Investors should not rush to buy Tesla stock solely to front-run the July 22 earnings report. Analyst commentary cited by Yahoo Finance argues the extreme valuation leaves more downside than upside, while Morningstar sees shares as fairly valued and prefers a wider margin of safety. Missed robotaxi milestones add near-term uncertainty.
Tesla (NASDAQ: TSLA) reports second-quarter 2026 results on Wednesday, July 22. The stock has lagged in 2026, down about 12.4% while the S&P 500 gained roughly 10.6%, according to a Yahoo Finance analysis of the upcoming release.
Key Takeaways
- Buying Tesla stock only to beat the July 22 print is a short-sighted move, the Yahoo Finance piece argues.
- A Motley Fool take republished there flags a price-to-earnings ratio near 358 and says investors are better off avoiding the shares.
- Morningstar views Tesla as fairly valued near its $450 fair value estimate and still wants a larger margin of safety.
- Shareholder Q&A ahead of the call focuses on missed robotaxi goals, Full Self-Driving hardware, and Optimus timelines.
What is happening with Tesla stock before July 22?
The earnings date matters because management will update automotive revenue growth, gross margins, capital spending, and Elon Musk’s commentary on Robotaxi and Optimus. Those items—not a single-quarter beat alone—shape the longer thesis, the Yahoo Finance analysis stresses.
Tesla recently posted 480,126 second-quarter deliveries, up 25% year over year and well above consensus, yet shares sold off after the delivery report. That split reaction shows how much of today’s valuation already prices ambitious autonomy and robotics upside, a theme also tracked in Net Worth & Wealth coverage of mega-cap risk.

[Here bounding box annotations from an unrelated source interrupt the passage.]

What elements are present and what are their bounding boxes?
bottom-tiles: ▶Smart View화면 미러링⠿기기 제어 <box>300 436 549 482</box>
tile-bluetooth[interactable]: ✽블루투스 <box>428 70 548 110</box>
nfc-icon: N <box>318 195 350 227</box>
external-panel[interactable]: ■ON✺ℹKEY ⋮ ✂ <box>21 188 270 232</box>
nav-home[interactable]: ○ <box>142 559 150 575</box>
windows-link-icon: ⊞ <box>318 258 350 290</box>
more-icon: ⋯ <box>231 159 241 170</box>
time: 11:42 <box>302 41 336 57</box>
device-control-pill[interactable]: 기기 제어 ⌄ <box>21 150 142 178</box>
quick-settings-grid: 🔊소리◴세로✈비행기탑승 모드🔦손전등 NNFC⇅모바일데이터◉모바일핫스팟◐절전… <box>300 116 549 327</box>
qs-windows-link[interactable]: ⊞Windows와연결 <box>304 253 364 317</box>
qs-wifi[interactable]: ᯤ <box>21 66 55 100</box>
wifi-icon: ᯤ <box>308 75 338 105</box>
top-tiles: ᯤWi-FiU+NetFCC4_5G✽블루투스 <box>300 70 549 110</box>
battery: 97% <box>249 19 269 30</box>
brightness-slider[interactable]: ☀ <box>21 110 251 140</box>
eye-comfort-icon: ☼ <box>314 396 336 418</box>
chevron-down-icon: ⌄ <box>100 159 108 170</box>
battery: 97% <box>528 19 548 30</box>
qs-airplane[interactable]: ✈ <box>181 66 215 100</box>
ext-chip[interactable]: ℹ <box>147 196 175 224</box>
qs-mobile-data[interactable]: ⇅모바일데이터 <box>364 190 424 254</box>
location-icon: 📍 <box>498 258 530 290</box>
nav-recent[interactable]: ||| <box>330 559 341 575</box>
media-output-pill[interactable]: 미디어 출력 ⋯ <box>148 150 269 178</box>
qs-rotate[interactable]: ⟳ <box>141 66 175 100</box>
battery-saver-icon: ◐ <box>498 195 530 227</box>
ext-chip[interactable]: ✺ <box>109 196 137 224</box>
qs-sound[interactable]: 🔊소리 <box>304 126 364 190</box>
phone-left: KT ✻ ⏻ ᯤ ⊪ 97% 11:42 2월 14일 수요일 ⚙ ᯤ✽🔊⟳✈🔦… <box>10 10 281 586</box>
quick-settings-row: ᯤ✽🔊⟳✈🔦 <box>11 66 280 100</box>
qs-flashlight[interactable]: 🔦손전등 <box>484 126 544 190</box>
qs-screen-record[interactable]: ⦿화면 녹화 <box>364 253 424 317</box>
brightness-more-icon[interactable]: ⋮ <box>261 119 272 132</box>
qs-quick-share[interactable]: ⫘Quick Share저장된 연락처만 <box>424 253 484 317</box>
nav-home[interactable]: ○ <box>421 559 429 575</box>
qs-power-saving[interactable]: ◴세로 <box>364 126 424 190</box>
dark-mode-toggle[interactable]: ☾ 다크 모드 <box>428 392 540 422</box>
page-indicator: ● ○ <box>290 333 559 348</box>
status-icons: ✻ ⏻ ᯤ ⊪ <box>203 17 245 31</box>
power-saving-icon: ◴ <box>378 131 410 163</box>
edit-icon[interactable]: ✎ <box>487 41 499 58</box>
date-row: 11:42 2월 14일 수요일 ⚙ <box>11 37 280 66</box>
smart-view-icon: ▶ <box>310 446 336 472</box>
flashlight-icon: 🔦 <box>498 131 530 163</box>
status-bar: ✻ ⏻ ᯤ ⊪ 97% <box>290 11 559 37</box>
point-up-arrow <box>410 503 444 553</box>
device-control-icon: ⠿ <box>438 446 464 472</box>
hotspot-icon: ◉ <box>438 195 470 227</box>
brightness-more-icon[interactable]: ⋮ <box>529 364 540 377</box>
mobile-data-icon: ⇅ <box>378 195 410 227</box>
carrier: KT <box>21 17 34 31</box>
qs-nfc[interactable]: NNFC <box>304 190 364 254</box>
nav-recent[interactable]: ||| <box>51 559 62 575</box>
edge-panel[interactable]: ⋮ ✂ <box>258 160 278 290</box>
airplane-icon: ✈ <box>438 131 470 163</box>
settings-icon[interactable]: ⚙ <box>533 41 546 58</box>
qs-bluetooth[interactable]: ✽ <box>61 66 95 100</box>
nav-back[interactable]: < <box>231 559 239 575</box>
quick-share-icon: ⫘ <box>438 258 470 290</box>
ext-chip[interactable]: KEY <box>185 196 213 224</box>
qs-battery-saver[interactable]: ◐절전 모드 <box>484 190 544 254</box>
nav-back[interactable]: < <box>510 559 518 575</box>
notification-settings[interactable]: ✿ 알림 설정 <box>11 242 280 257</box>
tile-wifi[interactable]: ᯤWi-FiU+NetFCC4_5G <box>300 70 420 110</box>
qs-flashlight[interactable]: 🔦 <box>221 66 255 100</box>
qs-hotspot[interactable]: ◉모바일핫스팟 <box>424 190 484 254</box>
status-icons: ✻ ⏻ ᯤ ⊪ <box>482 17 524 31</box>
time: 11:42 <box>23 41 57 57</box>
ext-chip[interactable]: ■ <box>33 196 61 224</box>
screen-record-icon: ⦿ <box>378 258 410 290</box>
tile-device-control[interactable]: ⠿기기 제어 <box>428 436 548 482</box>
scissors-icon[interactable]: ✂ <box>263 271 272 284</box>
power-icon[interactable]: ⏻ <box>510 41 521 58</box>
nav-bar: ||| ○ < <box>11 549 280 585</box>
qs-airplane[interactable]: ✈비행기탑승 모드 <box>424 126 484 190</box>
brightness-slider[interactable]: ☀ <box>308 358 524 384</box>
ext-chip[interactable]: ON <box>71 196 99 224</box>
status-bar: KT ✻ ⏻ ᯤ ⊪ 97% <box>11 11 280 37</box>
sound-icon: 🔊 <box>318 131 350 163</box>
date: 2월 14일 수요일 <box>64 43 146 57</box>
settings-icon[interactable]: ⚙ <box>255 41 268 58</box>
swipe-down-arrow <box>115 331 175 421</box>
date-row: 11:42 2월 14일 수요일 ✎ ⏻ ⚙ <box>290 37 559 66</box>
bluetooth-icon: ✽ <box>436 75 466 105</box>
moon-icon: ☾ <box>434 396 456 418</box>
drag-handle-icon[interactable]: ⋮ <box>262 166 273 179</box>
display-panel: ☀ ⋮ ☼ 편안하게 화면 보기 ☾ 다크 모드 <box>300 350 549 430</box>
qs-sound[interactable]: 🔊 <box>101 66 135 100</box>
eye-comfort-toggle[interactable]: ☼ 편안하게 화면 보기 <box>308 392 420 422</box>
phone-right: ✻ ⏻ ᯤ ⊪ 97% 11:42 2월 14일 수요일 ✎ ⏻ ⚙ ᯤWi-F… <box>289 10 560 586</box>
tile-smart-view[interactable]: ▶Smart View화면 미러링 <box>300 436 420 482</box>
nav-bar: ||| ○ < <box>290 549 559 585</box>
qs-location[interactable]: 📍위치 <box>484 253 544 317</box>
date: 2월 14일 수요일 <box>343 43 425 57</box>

Is Tesla stock a buy, sell, or fairly valued right now?
Morningstar rates Tesla three stars with a narrow moat and a very high uncertainty rating. After lifting its fair value estimate to $450 from $425 on stronger 2026 delivery expectations, the firm still called the stock fairly valued and recommended waiting for a deeper discount before buying.
By contrast, the Yahoo Finance/Motley Fool view is more cautious: with expectations this elevated, the risk/reward looks skewed to the downside even if ambitious projects eventually matter globally. Neither source frames July 22 as a must-buy catalyst on its own.
What do shareholders want Musk to answer on the call?
According to Electrek, retail investors have flooded Tesla’s Say Technologies Q&A with pointed questions. Top concerns include robotaxi guidance missed across three straight earnings cycles, plans for HW3 owners after Musk said that hardware cannot deliver unsupervised Full Self-Driving, and whether Musk will pursue Tesla-SpaceX merger talks before compensation milestones are met.
Electrek also notes Tesla quietly softened some 1H 2026 city-expansion language and that Austin’s flagship robotaxi fleet remains small. Soft “status update” questions rose to the top of the vote ranking after a large holder’s share-weighted upvotes, while harder accountability prompts sat just below.
Should long-term investors still wait?
The clearer question, Yahoo Finance concludes, is whether Tesla is worth owning for the next five years—not whether to trade the print. Morningstar wants robotaxi growth and unsupervised FSD timeline clarity on July 22, but it is not treating the current price as a bargain entry.
For most readers, that points to patience: watch margins, capex, and milestone honesty first. Chasing Tesla stock into earnings without a long-horizon plan remains a weak setup based on the sources above.